Additional successful applications have been developed and used by many dental professionals (16), (17), (18). Red or white powder can be mixed with composite resin for build-ups, which are resistant to biofilm infestation. The red cement is recommended for cementation of root canal posts and for use with post failures where softening has occurred around a previous post. Applying a slurry mixture of the varnish and the powder prior to cementation can inactivate existing decay making total decay removal unnecessary. The activated minerals are carried quickly into the tissue and dentin tubules. Pulpal exposure should be avoided as it causes tissue trauma and the destruction of odontoblasts, which are critical for secondary dentin formation and the thorough healing of a vital tooth.

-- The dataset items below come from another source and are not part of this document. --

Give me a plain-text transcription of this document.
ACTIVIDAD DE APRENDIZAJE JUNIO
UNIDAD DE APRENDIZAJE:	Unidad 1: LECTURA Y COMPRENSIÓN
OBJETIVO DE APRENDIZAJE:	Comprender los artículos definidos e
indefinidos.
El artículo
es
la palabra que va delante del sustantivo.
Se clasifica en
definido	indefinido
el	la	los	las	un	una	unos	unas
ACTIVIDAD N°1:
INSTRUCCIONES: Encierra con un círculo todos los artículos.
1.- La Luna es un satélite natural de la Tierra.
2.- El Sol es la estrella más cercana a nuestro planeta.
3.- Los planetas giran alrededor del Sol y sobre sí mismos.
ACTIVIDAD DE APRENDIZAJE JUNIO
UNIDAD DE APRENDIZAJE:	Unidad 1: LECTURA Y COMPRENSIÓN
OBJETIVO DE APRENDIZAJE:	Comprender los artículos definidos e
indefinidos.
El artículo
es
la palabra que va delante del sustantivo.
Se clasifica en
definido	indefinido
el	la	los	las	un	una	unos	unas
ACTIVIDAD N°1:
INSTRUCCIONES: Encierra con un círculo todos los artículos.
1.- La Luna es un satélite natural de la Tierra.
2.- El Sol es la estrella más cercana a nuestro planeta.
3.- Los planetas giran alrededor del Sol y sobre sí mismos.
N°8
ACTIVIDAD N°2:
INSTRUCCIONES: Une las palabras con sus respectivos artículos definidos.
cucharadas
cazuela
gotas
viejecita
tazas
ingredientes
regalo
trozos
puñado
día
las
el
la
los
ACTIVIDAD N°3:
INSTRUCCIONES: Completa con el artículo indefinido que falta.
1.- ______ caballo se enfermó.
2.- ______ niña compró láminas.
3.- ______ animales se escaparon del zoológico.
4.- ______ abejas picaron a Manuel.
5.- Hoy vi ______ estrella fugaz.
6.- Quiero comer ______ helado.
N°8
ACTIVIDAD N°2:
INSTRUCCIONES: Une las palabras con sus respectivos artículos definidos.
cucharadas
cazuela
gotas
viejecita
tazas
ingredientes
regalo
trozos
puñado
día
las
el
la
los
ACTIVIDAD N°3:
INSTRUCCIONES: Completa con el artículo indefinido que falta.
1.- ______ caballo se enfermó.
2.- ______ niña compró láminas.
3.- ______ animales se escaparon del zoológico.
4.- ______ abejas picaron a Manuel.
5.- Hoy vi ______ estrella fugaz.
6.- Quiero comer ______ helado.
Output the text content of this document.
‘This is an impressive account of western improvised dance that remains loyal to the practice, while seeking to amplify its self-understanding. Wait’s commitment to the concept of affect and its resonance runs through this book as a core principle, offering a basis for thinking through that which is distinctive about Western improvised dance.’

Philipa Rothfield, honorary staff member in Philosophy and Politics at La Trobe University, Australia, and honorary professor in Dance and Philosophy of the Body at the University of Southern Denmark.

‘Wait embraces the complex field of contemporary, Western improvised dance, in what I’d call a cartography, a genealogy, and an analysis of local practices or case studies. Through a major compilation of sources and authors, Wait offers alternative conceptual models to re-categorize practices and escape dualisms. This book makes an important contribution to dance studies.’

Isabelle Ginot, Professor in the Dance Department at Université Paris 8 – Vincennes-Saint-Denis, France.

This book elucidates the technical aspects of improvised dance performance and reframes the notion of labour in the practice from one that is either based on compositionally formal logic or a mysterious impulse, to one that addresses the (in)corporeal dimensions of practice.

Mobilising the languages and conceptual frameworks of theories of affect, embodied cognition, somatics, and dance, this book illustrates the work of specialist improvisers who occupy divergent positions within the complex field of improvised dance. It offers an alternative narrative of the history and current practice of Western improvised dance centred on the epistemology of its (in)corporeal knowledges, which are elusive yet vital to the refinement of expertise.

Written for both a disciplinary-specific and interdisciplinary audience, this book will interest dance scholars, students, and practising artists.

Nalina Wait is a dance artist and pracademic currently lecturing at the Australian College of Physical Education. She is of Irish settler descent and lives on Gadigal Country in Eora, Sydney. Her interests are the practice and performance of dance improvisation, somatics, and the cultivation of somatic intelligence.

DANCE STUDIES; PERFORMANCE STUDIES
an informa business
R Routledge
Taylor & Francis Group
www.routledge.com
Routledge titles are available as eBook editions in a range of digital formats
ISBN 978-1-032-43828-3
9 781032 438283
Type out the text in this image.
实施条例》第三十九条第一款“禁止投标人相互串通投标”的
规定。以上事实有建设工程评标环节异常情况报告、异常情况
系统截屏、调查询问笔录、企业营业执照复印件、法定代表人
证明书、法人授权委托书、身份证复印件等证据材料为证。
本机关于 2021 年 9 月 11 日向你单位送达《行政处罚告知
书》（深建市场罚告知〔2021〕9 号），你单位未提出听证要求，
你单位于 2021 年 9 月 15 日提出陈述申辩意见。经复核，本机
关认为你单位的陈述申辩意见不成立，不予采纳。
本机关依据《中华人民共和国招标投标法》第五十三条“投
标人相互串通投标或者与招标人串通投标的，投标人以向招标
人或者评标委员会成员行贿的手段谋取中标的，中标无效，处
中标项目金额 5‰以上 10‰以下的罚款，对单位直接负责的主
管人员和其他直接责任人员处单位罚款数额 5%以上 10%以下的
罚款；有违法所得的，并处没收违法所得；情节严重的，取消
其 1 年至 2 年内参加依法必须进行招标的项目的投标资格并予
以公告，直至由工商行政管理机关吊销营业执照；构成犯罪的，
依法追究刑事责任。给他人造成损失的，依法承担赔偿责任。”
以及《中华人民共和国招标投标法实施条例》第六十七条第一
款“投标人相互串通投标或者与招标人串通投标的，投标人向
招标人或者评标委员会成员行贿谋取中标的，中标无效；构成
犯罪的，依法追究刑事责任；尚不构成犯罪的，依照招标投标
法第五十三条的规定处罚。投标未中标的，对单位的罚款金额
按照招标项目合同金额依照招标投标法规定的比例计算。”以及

The previous application techniques are meant as an overview and are not to be taken as complete. Complete and precise instructions are available through Cooley & Cooley, Ltd. and should be studied before attempting any of these procedures or techniques.
Conclusion
There exists a two way street between the oral cavity and the rest of the human body. The oral cavity is an extension of the overall body and its physiological functions are directly linked with the body through the dentinal fluid transport system. The presence of biofilms in oral decay and their link to systemic infection necessitate a prudent approach to caries prevention.
For more than a century, zinc phosphate, copper-containing cements were the solution to decay prevention, but they fell into disfavor due to the toxicity of cements with high copper concentrations. The mistaken concept of the sterile field in dentistry further negated the need for anti-microbial cements.
Today, high rates of recurrent decay and restorative failures indicate the current use of dental materials that function poorly in vivo. A return to the concept of anti-microbial cements has lead to the development of new, activated copper-containing cements with the following attributes: anti-cariogenic, anti-biofilm, biocompatible, therapeutic, multi-functional and mechanically effective. The use of Doc’s Best Copper System, including the activated cements, promotes caries prevention, lasting restorations and optimal oral health.